Gvili foi enterrado em uma cerimônia privada. Ele estava de licença médica para operar o ombro quando o Hamas lançou o ataque no sul de Israel. Mesmo assim, pegou sua arma e correu em direção ao kibutz Alumim, onde foi morto em combate.
"A esperança de que você voltaria com as duas pernas me deu forças", contou sua mãe, Talik Gvili, que descreveu o filho como "o primeiro a partir, o último a voltar".
Dos 251 reféns capturados pelo Hamas naquele dia e levados para Gaza, o corpo de Gvili foi o último a ser repatriado para Israel. Do total de pessoas sequestradas pelo movimento islamista palestino, 44 já estavam mortas quando foram levadas para Gaza. Dos 207 reféns capturados vivos, 41 morreram em cativeiro.
"Por dois anos e quatro meses, falamos de você constantemente e você se tornou o filho de todos", disse sua mãe. Seu irmão, Omri, declarou: "Você é o orgulho de todo o país. Nosso sofrimento é imenso, mas o orgulho que sentimos de você é ainda maior."
Durante o ato, a mãe do policial lançou uma mensagem a dois grupos armados palestinos. "Saibam disso, covardes: Rani e os mártires nos dão força para varrê-los do mundo, para erradicar o mal, para acabar com a semente do Hamas e da Jihad [Islâmica]", disse ela.
- 'Desarmar o Hamas e desmilitarizar Gaza' -
Em seu discurso, Netanyahu descreveu Gvili como um "herói de Israel" e anunciou a criação de uma nova localidade em sua homenagem. Também alertou os inimigos de Israel de que pagariam um preço alto se atacassem o país.
"Estamos determinados a concluir nossas missões: desarmar o Hamas e desmilitarizar Gaza, e conseguiremos. Que nossos inimigos saibam que qualquer um que levantar a mão contra Israel pagará um preço exorbitante", afirmou.
O retorno dos reféns mantidos em Gaza foi tema de negociações durante toda a guerra entre Israel e o Hamas.
Duas tréguas permitiram a libertação de vários reféns antes do cessar-fogo atual, de 10 de outubro, que iniciou o processo de retorno de todos os cativos, alguns vivos e outros mortos. Israel também lançou operações militares para tentar resgatá-los.
- Transferência de governo -
Agora, o plano promovido por Donald Trump para encerrar o conflito no território palestino deve avançar, e o posto de fronteira de Rafah, no sul da Faixa de Gaza, que liga a região ao Egito, deve ser reaberto.
A segunda fase do plano de Trump prevê o desarmamento do grupo islamista, a retirada gradual do Exército israelense, que controla aproximadamente metade da Faixa de Gaza, e a criação de um comitê tecnocrata palestino para administrar o território.

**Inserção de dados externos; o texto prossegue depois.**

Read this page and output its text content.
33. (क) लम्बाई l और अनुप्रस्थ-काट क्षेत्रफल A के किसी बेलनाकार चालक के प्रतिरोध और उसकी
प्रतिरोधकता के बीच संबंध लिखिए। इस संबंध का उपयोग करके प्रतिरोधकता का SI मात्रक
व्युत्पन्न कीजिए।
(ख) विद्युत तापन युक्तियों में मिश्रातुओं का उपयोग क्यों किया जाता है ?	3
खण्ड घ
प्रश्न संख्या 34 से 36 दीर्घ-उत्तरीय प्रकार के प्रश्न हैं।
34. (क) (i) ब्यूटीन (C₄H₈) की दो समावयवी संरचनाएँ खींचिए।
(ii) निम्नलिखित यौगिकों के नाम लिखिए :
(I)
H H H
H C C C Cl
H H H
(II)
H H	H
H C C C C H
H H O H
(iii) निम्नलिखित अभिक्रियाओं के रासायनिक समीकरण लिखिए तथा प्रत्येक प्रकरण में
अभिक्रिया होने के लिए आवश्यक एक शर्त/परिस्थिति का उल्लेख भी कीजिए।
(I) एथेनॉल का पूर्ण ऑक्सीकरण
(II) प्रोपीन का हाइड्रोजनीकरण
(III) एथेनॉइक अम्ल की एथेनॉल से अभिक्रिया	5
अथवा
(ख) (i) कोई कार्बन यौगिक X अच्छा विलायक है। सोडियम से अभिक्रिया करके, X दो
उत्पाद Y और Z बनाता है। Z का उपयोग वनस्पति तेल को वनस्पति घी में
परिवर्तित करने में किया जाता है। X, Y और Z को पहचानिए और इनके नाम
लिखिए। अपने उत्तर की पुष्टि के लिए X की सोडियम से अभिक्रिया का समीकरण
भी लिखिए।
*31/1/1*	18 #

O porta-voz do Hamas na Faixa de Gaza, Hazem Qassem, afirmou que o movimento está preparado para transferir o governo do território ao Comitê Nacional para a Administração de Gaza, mas insistiu na reabertura do posto de Rafah.
"Podemos falar agora em uma disponibilidade total de todos os ministérios, órgãos e agências, inclusive no âmbito da segurança, para entregar todos os expedientes" ao comitê de administração, declarou Qassem.